Safety Professional Of The Year

Baisch

Kirk Baisch

UMC

Kirk Baisch has established UMC’s safety program to inspire the overarching principle that motivates UMC’s crews to work safely and to look out for one another — pride. The firm’s “Pride-Based Safety” program is based on knowing you’re doing the right thing at the right time for the right reasons, especially when no one is looking. Everyone is responsible for their safety and the safety of their co-workers; attitude is one of the essential elements of UMC’s safety program.

The company no longer has a “have-to” attitude, but instead has a pride-based safety program where employees work safely because they want to. UMC’s pride-based safety culture consists of simple, yet powerful, strategies that always keep safety top of mind.

Risk assessments are completed for each task. UMC emphasizes best-possible solutions, not just following the rules. At UMC, risk analysis looks at all of the consequences and identifies the safest alternatives, not simply the compliant solutions.

One of the cornerstones of UMC safety is personal empowerment. If each person is responsible for their own work and work area, then the entire job will be organized and efficient. The idea of “Own Your Zone” encourages each person to evaluate their work area and ensure that it is organized and ready for efficient work. When a jobsite is conceptualized as a grid of zones and each person takes responsibility for the activities in and condition of their own zone, then the whole jobsite becomes organized and coordinated.

“5 for 5” is a concept that encourages UMC crews to do hazard assessments. The company encourages that five seconds in every five minutes should be spent looking around and assessing the hazards with a continuous-improvement mindset to positively impact the work environment. By doing brief and frequent assessments, work continues efficiently, and hazards are anticipated before they become issues.

Baisch has been able to build a world-class thought-leadership safety culture that exemplifies safety excellence, not because safety is a priority (priorities constantly change in this industry), but because it is a trademark of who the UMC team is and what the company stands for. With Baisch’s leadership and vision, he has helped create astonishing results with a transformed safety program.

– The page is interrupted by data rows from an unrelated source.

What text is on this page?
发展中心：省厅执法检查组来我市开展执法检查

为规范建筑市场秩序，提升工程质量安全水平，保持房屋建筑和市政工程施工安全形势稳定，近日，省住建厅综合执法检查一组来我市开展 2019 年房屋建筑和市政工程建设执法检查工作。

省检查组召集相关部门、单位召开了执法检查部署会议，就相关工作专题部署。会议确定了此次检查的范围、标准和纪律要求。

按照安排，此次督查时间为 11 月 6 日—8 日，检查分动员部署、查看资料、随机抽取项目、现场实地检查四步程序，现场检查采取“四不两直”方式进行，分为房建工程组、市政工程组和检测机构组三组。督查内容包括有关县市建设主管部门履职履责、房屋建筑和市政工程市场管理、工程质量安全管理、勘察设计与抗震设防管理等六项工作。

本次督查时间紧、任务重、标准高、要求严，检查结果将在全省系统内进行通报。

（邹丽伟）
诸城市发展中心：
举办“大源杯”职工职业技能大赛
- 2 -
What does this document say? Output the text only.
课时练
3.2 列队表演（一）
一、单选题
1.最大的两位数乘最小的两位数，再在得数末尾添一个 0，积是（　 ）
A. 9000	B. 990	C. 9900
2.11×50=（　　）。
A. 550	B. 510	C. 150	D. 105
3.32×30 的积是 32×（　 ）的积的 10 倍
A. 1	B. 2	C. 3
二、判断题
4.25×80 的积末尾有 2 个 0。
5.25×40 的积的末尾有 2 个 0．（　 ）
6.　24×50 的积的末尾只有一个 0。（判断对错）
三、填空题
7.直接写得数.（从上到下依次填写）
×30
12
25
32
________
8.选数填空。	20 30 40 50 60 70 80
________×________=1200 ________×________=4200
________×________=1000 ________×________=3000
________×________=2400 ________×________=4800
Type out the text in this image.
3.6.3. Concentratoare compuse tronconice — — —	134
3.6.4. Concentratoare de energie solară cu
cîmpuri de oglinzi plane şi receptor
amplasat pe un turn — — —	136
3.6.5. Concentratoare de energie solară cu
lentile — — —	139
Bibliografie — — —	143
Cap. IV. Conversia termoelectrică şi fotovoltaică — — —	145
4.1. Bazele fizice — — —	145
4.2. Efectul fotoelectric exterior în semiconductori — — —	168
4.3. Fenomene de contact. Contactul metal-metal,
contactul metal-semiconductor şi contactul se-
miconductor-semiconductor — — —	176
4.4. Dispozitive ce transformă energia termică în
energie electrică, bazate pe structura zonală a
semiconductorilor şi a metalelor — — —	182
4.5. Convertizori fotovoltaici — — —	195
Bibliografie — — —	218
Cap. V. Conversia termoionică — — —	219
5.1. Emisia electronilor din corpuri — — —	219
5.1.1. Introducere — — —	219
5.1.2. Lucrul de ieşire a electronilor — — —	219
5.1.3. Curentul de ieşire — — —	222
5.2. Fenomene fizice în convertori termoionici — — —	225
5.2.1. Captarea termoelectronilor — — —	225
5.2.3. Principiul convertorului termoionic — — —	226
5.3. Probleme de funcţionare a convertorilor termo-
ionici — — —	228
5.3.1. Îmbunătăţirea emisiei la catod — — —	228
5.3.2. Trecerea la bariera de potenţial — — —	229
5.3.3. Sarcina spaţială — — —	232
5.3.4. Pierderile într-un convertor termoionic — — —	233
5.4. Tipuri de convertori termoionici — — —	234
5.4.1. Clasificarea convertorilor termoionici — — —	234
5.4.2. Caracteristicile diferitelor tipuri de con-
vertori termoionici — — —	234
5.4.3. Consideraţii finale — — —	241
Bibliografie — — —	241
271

Key milestones include six recordables in 2.9 million labor hours; three years recordable free (major projects group); 38% of reported incidents are personal/non-work related (great indicator of trust/open communication with all levels — keep small problems small), and over 1 million consecutive recordable free labor hours company wide. Finally, over the past three years, UMC’s average incident rate is .45 — less than half of a percent of its workforce is being affected by anything more than a first-aid incident.